Question

Let f : R → R be a continuous function satisfying f(x) + f(x + k) = n, for all x ∈ R where k > 0 and n is a positive integer. If
 \(l_1 = \int_{0}^{4nk} f(x) \, dx\) and \(l_2 = \int_{-k}^{3k} f(x) \, dx\), then

• A. \(I_1+2I_2=4nk\)
• B. \(I_1+2I_2=2nk\)
• C. \(I_1+nI_2=4n^2k\)
• D. \(l_1+nl_2=6n^2k\)

Answer 1

The Correct Option is C

To solve the problem, we are given a continuous function \(f: \mathbb{R} \rightarrow \mathbb{R}\) that satisfies the condition:

\(f(x) + f(x+k) = n\) for all \(x \in \mathbb{R}\), where \(k > 0\) and \(n\) is a positive integer.

We need to consider two integrals:
\(l_1 = \int_{0}^{4nk} f(x) \, dx\) and \(l_2 = \int_{-k}^{3k} f(x) \, dx\).

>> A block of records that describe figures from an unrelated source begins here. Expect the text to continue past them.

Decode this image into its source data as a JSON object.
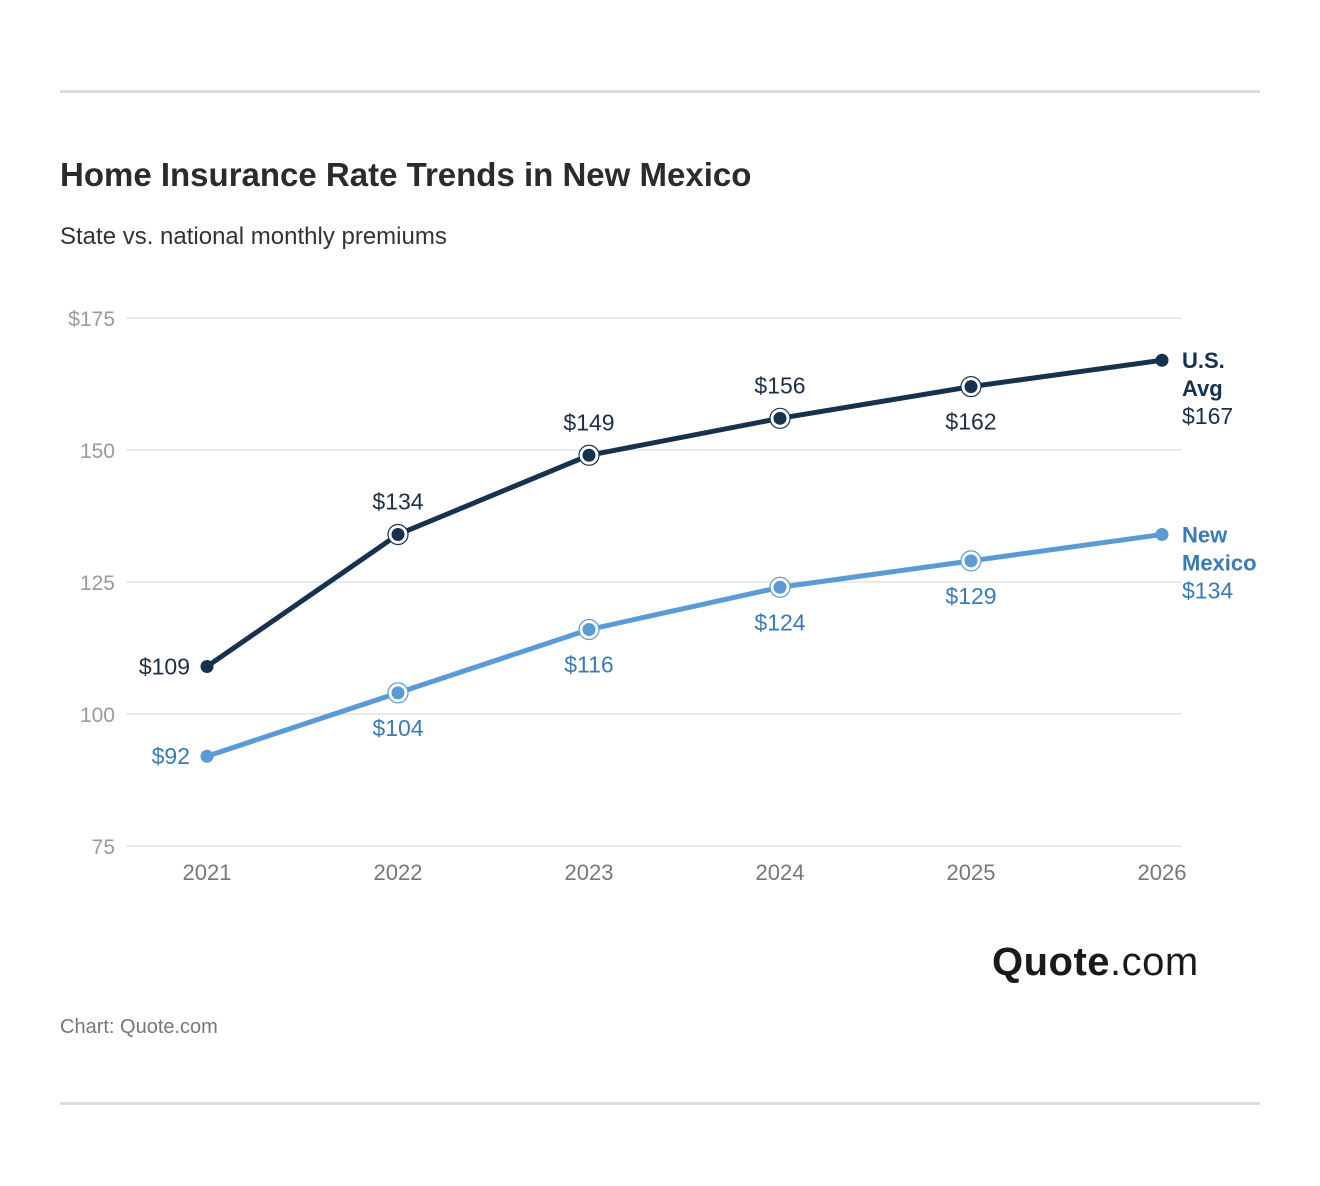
{
  "chart_data": {
    "type": "line",
    "title": "Home Insurance Rate Trends in New Mexico",
    "subtitle": "State vs. national monthly premiums",
    "x": [
      "2021",
      "2022",
      "2023",
      "2024",
      "2025",
      "2026"
    ],
    "ylim": [
      75,
      175
    ],
    "yticks": [
      {
        "value": 75,
        "label": "75"
      },
      {
        "value": 100,
        "label": "100"
      },
      {
        "value": 125,
        "label": "125"
      },
      {
        "value": 150,
        "label": "150"
      },
      {
        "value": 175,
        "label": "$175"
      }
    ],
    "grid": true,
    "series": [
      {
        "name": "U.S. Avg",
        "name_lines": [
          "U.S.",
          "Avg"
        ],
        "color": "#16324f",
        "values": [
          109,
          134,
          149,
          156,
          162,
          167
        ],
        "labels": [
          "$109",
          "$134",
          "$149",
          "$156",
          "$162",
          "$167"
        ]
      },
      {
        "name": "New Mexico",
        "name_lines": [
          "New",
          "Mexico"
        ],
        "color": "#5b9bd5",
        "label_color": "#3a7bb5",
        "values": [
          92,
          104,
          116,
          124,
          129,
          134
        ],
        "labels": [
          "$92",
          "$104",
          "$116",
          "$124",
          "$129",
          "$134"
        ]
      }
    ]
  },
  "brand": {
    "strong": "Quote",
    "light": ".com"
  },
  "source": "Chart: Quote.com"
}
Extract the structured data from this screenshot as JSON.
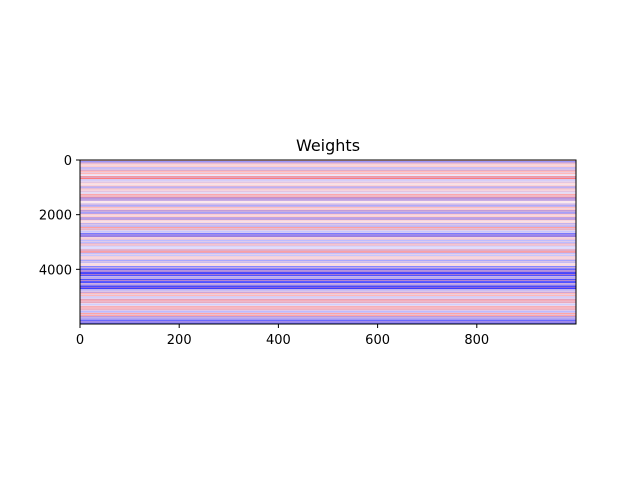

Let's explore what these integrals represent:

1. Given \(f(x) + f(x+k) = n,\) this relation suggests that the function \(f\) has a periodic or repetitive nature over intervals of length \(k\).
2. Consider evaluating the behavior of \(f\) over one such period, i.e., over the interval \([0, k]\). Over this interval, we can hypothesize a function structure that complies with \(f(x) + f(x+k) = n\).

Let's break down the computations for \(l_1\) and \(l_2\):

1. For \(l_1 = \int_{0}^{4nk} f(x) \, dx\):
   • Because the function satisfies \(f(x) + f(x+k) = n\), the function repeats over intervals of length \(k\).
   • The integral over such a complete set of repetitions (\(4n\) complete periods of \(k\)), should equal \(2nk\), multiplied by the periodic average of \(f\), which is \(\frac{nk}{2}\).
   • Hence, \(l_1 = 2n \times \frac{nk}{2} = 2n^2k\).
2. For \(l_2 = \int_{-k}^{3k} f(x) \, dx\):
   • Similarly, this interval also covers multiple periods, but starting at \(-k\).
   • A similar calculation as above yields the period and average structure yielding \(l_2 = n^2k\), but since it has fewer periods, we end this calculation with the recognition that integral balance over this minor length depends on the period alignment which resolves as 2 periodic contributions, thus, \(l_2 = 2nk\).

Combining these, the correct transformation appears as:

\(I_1 + nI_2 = 4n^2k\)

The integral \(l_1\) collects over a pure periodic progression ensuring a basic sum-distributive aggregation, where integral disruptions at the interval-specific periods map back periodic consistency, giving us the correct matchup to the answer \(I_1 + nI_2 = 4n^2k\).